Yes it is possible to sort through other sets to obtain suitable figures, but then that is a expensive way of doing it, getting multiple sets for just a few poses. Same as it would of been if someone only wanted marching figures. Imagine trying to get enough marching poses out the newer Italeri British set where theres only 3 in a box!! Thankfully, Strelets made a set dedicated to just that. And I thought that was the whole point of the recent Nap sets....they are performing a singular maneuver or task. Thus a much more economically viable proposition for the customer.
Also if we are going to just say theres already suitable poses dotted around here and there, the project as a whole may as well be dropped. For all nations. As there are sets out there that may have a pose marching or at shoulder arms etc already.

Thing is even without the bayonet, there is something rather unsatisfactory about those muskets. They just look wrong. The poses are not the most convincing either. As someone else has said, a few of the poses look more like they are out shooting grouse!!
And we still come back to the same issue.....we asked for Napoleonic firing line sets. This set, as you have pointed out isnt really suited to that. Not for on a battlefield.
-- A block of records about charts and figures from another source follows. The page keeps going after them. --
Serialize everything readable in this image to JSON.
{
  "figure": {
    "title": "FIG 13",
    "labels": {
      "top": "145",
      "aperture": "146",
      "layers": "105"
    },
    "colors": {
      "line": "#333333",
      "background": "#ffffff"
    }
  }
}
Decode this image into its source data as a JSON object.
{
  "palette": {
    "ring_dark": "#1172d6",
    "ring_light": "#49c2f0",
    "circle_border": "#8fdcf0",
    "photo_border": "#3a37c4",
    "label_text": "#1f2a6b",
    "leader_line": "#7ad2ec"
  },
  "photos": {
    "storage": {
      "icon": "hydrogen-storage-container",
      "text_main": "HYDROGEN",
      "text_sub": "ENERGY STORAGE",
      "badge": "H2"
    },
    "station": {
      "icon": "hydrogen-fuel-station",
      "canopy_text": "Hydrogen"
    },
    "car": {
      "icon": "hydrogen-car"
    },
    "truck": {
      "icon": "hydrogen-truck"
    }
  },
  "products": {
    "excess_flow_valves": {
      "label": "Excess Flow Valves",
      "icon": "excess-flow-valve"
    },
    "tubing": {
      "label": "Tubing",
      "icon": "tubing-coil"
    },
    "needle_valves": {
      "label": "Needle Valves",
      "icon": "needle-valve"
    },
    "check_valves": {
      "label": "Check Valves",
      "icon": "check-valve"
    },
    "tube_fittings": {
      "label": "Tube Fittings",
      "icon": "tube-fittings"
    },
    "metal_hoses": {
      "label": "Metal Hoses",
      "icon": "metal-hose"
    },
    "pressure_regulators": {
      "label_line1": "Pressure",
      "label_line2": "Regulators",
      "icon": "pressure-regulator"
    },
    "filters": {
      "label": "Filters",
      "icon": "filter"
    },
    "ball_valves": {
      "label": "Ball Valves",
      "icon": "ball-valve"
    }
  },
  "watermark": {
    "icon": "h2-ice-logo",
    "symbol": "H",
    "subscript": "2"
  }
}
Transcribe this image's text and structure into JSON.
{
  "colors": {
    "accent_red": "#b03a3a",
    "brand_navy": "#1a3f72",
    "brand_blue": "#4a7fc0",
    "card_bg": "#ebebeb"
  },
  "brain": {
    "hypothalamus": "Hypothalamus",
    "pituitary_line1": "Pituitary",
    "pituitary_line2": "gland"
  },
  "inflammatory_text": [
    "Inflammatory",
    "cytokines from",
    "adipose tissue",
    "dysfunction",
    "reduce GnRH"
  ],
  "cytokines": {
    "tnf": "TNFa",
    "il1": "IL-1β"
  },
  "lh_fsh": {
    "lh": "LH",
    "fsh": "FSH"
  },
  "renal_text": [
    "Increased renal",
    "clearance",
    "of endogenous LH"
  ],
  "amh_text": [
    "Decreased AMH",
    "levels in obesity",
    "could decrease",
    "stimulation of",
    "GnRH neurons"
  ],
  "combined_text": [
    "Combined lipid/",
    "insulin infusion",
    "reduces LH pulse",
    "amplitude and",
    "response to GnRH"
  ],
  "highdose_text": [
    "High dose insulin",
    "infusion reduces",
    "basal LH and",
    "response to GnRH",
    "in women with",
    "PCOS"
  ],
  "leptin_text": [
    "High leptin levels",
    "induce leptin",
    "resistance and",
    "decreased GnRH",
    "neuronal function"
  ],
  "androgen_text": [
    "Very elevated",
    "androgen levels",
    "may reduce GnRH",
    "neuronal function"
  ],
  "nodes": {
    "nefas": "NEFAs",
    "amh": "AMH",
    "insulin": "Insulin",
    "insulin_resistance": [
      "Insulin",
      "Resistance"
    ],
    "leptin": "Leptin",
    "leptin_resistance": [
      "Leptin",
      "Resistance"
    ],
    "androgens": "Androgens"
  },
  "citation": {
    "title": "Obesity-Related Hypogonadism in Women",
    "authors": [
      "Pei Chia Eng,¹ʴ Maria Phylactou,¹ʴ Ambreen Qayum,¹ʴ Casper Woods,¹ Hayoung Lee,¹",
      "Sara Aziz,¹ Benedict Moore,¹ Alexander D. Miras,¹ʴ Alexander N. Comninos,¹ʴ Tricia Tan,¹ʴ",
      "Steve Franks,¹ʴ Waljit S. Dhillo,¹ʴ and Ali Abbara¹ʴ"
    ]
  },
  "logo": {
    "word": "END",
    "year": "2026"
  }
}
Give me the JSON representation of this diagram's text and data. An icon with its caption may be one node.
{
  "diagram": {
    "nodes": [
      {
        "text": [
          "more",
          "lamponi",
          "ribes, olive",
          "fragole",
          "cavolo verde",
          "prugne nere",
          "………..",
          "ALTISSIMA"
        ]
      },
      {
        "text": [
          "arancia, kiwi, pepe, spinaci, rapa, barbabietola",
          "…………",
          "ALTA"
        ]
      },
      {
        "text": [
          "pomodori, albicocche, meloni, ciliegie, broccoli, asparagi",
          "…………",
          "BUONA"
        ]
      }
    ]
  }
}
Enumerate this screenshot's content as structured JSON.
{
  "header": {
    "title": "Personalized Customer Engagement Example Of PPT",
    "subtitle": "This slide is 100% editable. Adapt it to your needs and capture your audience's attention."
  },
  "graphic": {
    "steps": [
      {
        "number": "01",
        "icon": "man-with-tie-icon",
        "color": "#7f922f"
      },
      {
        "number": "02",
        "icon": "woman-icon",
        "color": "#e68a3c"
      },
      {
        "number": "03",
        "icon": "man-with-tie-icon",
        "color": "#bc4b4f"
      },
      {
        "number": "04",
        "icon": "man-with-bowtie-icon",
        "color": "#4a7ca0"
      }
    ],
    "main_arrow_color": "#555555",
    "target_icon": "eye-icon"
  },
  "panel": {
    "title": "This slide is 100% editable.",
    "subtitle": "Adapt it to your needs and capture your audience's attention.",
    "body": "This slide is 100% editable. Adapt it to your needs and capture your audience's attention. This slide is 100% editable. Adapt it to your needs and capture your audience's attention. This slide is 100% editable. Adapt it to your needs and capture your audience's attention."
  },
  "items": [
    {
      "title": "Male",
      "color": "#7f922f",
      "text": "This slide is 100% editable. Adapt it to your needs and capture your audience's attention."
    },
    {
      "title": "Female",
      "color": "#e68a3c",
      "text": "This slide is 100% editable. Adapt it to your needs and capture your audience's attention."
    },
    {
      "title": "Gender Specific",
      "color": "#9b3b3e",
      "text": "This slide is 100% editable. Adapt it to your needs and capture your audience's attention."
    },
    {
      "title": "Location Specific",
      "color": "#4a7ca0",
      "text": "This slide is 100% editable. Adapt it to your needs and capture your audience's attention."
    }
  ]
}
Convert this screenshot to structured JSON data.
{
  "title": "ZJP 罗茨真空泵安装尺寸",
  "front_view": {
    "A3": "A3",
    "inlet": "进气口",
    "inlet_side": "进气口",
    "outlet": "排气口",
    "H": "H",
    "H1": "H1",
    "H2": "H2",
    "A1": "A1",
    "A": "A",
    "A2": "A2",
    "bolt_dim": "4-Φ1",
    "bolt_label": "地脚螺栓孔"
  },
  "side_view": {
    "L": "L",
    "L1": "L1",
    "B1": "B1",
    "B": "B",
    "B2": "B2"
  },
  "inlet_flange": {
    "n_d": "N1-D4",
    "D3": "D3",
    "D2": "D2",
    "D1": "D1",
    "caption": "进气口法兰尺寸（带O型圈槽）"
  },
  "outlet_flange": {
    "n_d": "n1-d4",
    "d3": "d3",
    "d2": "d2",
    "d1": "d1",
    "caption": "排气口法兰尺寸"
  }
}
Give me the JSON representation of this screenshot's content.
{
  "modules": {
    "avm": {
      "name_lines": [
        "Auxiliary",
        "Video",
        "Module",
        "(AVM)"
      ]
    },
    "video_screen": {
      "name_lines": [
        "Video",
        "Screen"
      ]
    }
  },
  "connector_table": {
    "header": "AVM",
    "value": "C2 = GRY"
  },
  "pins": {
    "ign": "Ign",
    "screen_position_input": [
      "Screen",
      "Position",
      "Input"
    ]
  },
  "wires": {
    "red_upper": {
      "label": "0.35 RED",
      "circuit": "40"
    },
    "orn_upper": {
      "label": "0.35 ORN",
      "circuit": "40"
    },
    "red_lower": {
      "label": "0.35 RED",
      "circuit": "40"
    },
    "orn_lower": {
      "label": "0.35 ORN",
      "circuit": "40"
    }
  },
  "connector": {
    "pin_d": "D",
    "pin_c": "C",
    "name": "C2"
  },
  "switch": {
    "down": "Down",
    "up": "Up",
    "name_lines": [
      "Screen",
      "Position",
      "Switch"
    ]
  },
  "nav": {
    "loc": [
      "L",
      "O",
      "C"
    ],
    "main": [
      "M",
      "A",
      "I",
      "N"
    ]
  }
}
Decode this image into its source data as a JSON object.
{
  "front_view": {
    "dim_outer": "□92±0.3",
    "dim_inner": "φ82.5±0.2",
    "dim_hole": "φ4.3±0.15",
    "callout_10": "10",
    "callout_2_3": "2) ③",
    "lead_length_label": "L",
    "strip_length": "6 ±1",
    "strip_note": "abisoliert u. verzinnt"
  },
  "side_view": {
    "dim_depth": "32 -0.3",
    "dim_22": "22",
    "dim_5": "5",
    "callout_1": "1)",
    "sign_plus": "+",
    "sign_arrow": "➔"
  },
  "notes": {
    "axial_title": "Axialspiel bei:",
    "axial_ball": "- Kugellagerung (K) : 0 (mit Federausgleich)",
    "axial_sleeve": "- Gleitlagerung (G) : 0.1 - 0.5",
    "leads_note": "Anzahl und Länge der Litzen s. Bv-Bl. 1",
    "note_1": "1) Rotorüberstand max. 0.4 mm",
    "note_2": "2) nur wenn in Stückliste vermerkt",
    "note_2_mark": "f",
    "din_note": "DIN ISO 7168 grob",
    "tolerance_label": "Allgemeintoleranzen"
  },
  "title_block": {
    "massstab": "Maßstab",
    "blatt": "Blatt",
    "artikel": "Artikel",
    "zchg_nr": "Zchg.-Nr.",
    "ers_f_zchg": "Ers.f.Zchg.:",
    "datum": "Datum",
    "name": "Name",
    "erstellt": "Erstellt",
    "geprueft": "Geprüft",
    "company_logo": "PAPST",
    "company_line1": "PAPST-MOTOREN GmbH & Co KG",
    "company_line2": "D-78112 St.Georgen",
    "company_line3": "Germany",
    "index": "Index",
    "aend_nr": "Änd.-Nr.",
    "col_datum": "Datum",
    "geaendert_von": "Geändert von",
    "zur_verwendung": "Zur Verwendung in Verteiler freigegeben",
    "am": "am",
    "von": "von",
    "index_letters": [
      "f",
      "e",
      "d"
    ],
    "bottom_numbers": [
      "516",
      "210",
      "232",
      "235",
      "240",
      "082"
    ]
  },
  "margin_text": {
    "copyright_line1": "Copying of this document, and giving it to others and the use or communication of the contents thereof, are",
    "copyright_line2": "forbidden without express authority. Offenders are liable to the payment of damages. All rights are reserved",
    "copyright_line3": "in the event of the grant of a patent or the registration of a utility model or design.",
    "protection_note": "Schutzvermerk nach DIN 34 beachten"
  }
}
Yes some of us have had our expectations disappointed, but as I say, the request was for firing lines. This is what is ment to be the British set, hence being titled as such....and thus this effort is what Strelets gave us.....hence the disappointment among some.

I may buy 1 box to see if I cant use some of the poses. The wounded will find use. Their muskets look slightly better. The Sargent is a brilliant pose. But on the whole, its a set that i will pass on.
Hopefully other nations sets are better, but for proper British firing lines, I myself will look elsewhere among what plastic sets there are and of course metal...unless Strelets wants to do a true firing line as a part 2?!